How do you teach a nursing student to know what lungs should sound like, when a heart is beating irregularly or if that lump in the abdomen is normal when you can’t be together in person?
At SDSU, the answer was found in Shadow Health, a Florida-based leader in educational simulation technology. The firm and its programs weren’t unfamiliar to the College of Nursing. Alyssa Zweifel, the college’s healthcare simulation center assistant director, said SDSU was going to implement some of Shadow Health’s modules into the college’s curriculum in the fall. Faculty were to be trained in May.

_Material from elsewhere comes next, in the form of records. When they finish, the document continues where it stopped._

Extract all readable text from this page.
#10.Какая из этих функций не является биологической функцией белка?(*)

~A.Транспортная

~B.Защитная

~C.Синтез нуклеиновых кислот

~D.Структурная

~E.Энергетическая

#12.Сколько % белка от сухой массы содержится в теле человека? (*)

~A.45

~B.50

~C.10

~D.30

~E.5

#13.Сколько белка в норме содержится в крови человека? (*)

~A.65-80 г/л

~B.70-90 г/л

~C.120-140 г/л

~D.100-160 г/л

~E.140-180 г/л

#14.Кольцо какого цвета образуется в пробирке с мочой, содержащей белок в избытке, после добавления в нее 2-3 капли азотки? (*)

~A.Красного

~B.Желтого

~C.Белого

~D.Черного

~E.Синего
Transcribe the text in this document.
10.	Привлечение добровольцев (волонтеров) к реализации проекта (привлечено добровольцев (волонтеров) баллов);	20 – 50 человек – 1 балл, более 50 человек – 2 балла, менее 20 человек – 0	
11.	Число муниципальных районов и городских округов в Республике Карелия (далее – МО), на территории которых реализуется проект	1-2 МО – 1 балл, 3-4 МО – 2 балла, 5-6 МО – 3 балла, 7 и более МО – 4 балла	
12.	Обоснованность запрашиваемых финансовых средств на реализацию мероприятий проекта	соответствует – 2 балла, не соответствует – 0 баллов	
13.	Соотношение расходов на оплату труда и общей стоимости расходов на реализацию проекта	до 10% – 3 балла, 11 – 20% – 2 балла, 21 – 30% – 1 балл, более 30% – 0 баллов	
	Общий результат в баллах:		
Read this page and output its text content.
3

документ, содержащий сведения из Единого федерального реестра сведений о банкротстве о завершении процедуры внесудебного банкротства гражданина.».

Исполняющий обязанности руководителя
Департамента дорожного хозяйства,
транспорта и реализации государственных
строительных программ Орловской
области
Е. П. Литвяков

When it was announced that students wouldn’t return to school March 16, all signs pointed to online education when classes resumed.
That included all clinical lessons, whether for first-semester nursing students or fifth-and-final semester nursing students.
Matching up the Shadow Health modules with the college’s curriculum was a weeklong challenge, Zweifel said. Working with Cassy Hultman, clinical site manager, Zweifel created a giant spreadsheet to identify where each of the 550 students on four different campuses was at in their clinical hours.
First-semester students hadn’t started clinicals yet while fourth- and fifth-semester students had a good start on their spring semester clinicals, Zweifel said.
That aligning took a week plus faculty training sessions were needed on using the virtual simulation program. It helped that some faculty had used Shadow Health during the pursuit of their master’s degree. The company offered Zoom training sessions and provided a self-training module for students to prep with before beginning graded activities.
Shadow Health grades students as they progress through the modules, which generally take 60 to 90 minutes to complete, Zweifel said.